If you walk along the waterfront in Burlington, you will come upon a large wooden statue in Battery Park that honors Grey Lock, a great leader who led Abenaki warriors against an encroaching Puritan population from the south. This is commonly known as the Grey Lock War (1723-1727).  What you may not know is that the statue honors Catholic history as well. Vermont, called Ndakinna, meaning “Our Land” by the Abenaki inhabitants, was also Catholic country.

Mississquoi, where Grey Lock and his family were baptized in 1740, had a Catholic church run by Jesuits who had asked permission to settle among the Abenaki. The village had about 40 lodges and was strategically placed so as to teach the Abenaki travelling up and down Lake Champlain. Tradition has it that Abenaki Catholics transported stone for the church in their canoes.

The church in Mississquoi was not the first church in Ndakinna. Priests first ministered in Vermont as early as 1615. Churches were built in Isle LaMotte, Ferrisburg and Newbury, another important Abenaki center named Cowass. The Jesuits referred to this mission on the Connecticut River as “mission de loups” or mission of the wolves. This mission was setup to teach the Koasek Abenaki traveling up and down the river.

Many Abenaki became Catholic, and examples of their intense religious faith and Catholic devotion fill the Jesuit Relations, Puritan accounts and Abenaki oral tradition. Abenaki sang Catholic hymns and said prayers in the Abenaki language. When there was not a resident priest in Vermont, Abenaki travelled up to Odanak, a large Abenaki settlement on the St. Lawrence River, for the sacraments. The Abenaki even brought their own chaplain on large military campaigns.
To outsiders, Abenaki Catholicism might seem strange or even contradictory. Not to Chief Don Stevens of the Nulhegan Abenaki Tribe. “Abenaki were easily converted to the Catholic religion because their spiritual practices are similar in nature,” Stevens explained. “For instance, we Abenaki believe in one God with many spirits. The Catholic religion also recognizes one God with many spirits: saints and angels. Both religions allow for those spirits to watch over them and do certain tasks for them.”

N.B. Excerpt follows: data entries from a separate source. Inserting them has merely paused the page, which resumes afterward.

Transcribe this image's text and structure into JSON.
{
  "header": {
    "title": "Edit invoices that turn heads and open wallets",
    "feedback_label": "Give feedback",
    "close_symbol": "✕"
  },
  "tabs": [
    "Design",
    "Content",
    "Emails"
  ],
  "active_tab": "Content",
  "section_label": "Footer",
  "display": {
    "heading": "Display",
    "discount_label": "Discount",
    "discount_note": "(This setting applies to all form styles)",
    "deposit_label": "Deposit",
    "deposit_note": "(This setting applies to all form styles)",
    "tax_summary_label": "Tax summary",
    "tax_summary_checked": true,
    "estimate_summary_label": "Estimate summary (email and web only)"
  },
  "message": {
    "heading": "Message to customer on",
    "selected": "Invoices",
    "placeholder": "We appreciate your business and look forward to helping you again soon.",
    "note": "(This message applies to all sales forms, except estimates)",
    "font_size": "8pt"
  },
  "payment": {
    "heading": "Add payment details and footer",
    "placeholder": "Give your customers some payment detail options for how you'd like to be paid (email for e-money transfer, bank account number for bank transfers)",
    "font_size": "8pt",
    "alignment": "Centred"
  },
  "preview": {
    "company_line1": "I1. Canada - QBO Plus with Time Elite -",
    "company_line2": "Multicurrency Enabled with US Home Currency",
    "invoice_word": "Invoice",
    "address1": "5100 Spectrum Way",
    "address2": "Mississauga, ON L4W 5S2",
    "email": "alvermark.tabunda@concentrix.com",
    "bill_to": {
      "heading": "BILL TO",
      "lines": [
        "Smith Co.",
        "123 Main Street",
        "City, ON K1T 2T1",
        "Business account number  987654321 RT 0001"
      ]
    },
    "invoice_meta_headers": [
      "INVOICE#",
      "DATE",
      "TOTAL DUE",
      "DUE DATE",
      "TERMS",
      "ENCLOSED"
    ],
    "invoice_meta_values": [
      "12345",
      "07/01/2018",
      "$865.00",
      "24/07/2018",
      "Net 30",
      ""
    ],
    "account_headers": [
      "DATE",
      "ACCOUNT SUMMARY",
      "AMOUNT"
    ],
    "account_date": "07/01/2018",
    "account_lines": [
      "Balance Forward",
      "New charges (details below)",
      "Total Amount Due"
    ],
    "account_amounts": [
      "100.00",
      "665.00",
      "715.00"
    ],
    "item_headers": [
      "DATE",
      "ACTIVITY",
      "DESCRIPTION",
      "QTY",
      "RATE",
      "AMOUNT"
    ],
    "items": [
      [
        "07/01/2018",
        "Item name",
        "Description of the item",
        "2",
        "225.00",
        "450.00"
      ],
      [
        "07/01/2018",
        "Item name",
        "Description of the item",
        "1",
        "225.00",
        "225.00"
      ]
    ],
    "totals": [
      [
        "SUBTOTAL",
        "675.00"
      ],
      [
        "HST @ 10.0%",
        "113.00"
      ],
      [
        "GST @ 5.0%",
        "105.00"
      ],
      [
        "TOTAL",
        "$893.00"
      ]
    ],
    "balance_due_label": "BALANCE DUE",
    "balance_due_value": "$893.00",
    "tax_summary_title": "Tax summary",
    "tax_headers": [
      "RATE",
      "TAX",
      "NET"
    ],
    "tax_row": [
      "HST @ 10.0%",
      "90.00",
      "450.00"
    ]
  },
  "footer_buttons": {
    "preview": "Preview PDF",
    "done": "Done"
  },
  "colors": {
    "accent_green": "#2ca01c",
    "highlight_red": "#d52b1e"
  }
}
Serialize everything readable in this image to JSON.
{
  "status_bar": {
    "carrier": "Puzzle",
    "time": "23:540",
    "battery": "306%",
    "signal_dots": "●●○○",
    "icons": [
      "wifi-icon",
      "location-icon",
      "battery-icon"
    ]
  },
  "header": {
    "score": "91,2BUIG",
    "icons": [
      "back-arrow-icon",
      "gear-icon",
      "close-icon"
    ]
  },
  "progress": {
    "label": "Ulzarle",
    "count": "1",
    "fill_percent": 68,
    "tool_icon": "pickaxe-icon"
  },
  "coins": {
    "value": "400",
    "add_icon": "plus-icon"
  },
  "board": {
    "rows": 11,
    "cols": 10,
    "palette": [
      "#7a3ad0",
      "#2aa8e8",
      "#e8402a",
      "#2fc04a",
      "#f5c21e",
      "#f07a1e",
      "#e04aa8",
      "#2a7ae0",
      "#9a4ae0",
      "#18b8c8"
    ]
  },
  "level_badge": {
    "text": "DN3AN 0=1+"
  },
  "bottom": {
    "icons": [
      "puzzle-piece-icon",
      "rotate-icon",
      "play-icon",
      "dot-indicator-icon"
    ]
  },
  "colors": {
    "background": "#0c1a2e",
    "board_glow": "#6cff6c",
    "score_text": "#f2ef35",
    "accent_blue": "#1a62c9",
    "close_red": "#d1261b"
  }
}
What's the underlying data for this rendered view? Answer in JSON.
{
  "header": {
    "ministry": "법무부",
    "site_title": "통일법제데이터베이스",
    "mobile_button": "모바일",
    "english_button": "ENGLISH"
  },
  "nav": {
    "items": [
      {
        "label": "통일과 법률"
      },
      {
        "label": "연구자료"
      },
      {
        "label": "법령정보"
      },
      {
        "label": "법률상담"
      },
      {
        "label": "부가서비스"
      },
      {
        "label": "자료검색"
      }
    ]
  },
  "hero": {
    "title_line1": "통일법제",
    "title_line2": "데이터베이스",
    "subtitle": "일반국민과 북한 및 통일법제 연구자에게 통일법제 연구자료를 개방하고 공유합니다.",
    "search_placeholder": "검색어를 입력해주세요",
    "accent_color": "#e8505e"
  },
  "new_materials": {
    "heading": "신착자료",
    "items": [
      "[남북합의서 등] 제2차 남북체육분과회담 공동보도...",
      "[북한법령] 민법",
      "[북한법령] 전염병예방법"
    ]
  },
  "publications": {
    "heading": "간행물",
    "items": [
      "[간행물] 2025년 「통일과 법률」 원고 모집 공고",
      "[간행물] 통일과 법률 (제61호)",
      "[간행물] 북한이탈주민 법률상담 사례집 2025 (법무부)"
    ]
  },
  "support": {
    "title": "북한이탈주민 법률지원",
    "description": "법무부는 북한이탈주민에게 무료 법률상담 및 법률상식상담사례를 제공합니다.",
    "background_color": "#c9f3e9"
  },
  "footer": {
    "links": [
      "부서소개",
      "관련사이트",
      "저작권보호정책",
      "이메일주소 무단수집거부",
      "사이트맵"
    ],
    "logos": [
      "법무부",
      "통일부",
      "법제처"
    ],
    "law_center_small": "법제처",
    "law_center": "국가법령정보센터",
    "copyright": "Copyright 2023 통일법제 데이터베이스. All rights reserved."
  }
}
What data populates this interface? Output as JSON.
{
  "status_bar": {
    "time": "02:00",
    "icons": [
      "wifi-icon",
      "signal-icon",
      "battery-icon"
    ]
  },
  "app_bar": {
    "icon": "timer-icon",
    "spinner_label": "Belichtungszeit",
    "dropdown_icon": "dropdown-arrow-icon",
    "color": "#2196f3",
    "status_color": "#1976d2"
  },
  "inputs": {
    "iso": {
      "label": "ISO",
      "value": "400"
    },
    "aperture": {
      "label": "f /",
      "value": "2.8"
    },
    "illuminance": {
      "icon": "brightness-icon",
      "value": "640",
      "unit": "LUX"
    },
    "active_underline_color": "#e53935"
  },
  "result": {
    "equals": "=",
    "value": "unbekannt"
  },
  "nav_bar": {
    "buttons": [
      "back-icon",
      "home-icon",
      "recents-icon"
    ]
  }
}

A key example is a name common among Abenakis: St. Francis. “St. Francis watches over the animals and the forests. The Abenaki ‘spirit of the woods’ performs the same function. We have songs dedicated to this spirit. The French referred to many of the Abenaki as the ‘St. Francis’ Indians, and that name is still prevalent in Missisquoi and Odanak today. So you see, the two beliefs are the same and parallel in practice.”

What Stevens calls “parallel in practice” is not hard to see. Both traditions emphasize the importance of sacrifice and discipline. The incense, bells and ritual of Catholicism were similar to Native ways of prayer and ceremony. Yet Abenaki spirituality was different in that it was more all-encompassing than their Puritan neighbors to the south, something that outsiders noticed. Father Jacques Bigot, a Jesuit priest who lived with the Abenaki, wrote in 1699 that Puritan captives are at first “greatly prejudiced against us [Catholics] but they gradually allow themselves to be persuaded by the devotion of our Abenakis [the local Indians] and their zeal for prayer — which they do not find, they say, in their own colony” (Demos, The Unredeemed Captive, 152).

The devotion and prayer described by Bigot are not a product of Catholic missions but part of the way of life you hear described across Native American country to this day: living or walking “in a good way.” This recognizes that all is sacred and a gift. Traditional and Catholic practices of ceremony and prayer connect you in a spiritual way to all that surrounds you.

In Ndakinna, the Catholic way permeated the Abenaki way even for non-Catholics. The small island off of Shelburne Point that we call Rock Dunder, is a sacred site for the Abenaki, believed to be Odzihozo, the Earth-Shaper. In the 1800s, Chief Polani-Taxos-Kohla-Kost heard the Catholic story that the Great Spirit said he was to build His church upon a rock and remembered Odihozo. Chief Polani contemplated how both the Abenaki and the Catholic ways understood the Great Spirit to respect “the strength and endurance of the rock” and because of that took that name Peter (Trudy Ann Parker, Aunt Sarah: Woman of the Dawnland, 3). For Chief Peter Polani-Taxos-Kohla-Kost, walking in a good way in Ndakinna was to honor all the ways the Great Spirit shines through creation.

The next time you go to Battery Park, send up a prayer of thanksgiving for our spiritual ancestors. Maybe you could also look at Odzihozo and discern how you could be a better steward of this sacred land. And best of all, go to an Abenaki event. Pray for their future and learn from them. Meditate on the first two centuries of Catholicism in Vermont and let your spirituality permeate all you see and all you do, that we may all walk in a good way here in Ndakinna.